When a person stands within the block of sound, the surrounding environment becomes cinematic. The people rush past, the lights flash, the cars stop and start, but the viewer is free to become a passive observer, detached from what he or she was previously immersed in. The sound block becomes peaceful; a place of respite from the surrounding speed. When I visited Times Square for the first time, I allowed the block of sound to temporarily dissolve the usual sensations that Times Square's environment provokes, and I soon discovered that I could play the space. As I walked around slowly, the frequencies I heard changed according to where my body was located. I began to feel that I could cause the sounds to change, or that I played the sounds myself rather than that I listened to them. The experience became interactive, and I felt that I had agency in a space where I am usually at the mercy of the traffic lights and pressing crowds. When I allowed myself to exit the soun! d block, Times Square's pace felt slightly subdued, as if I had been given access to a special elixir that could slow everything down.
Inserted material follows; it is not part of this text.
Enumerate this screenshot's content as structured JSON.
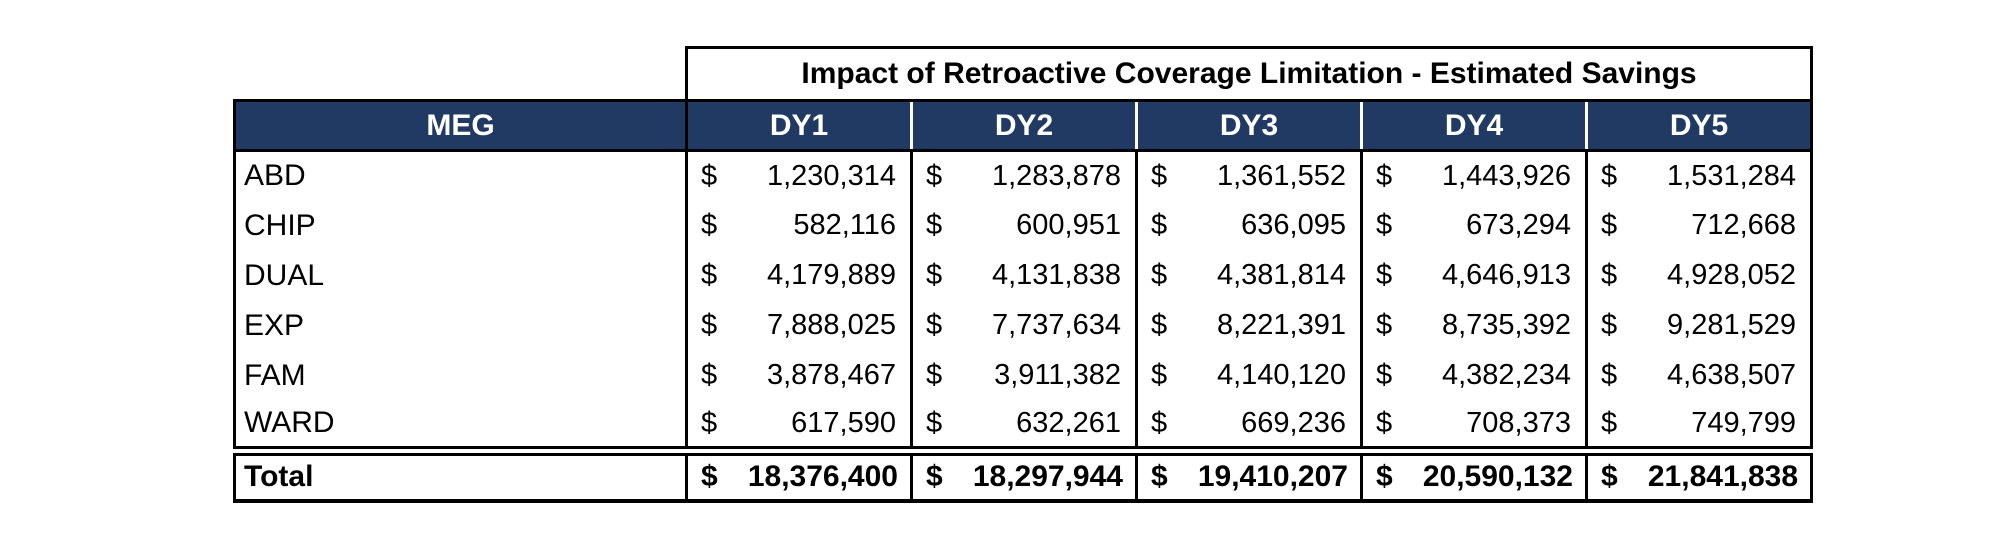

After experiencing Times Square, Times Square itself is changed. There is a secret there, a small area on a pedestrian island that has the power to completely remove the passerby from the senses saturated environment of midtown. Times Square is a peaceful, private space in the most public of public places; a completely immersive aural and visual environment in the most sound and sight filled part of New York City. I urge you to go there, any time of day or night, to feel this unique stillness in the midst of the city of endless momentum and unstoppable light.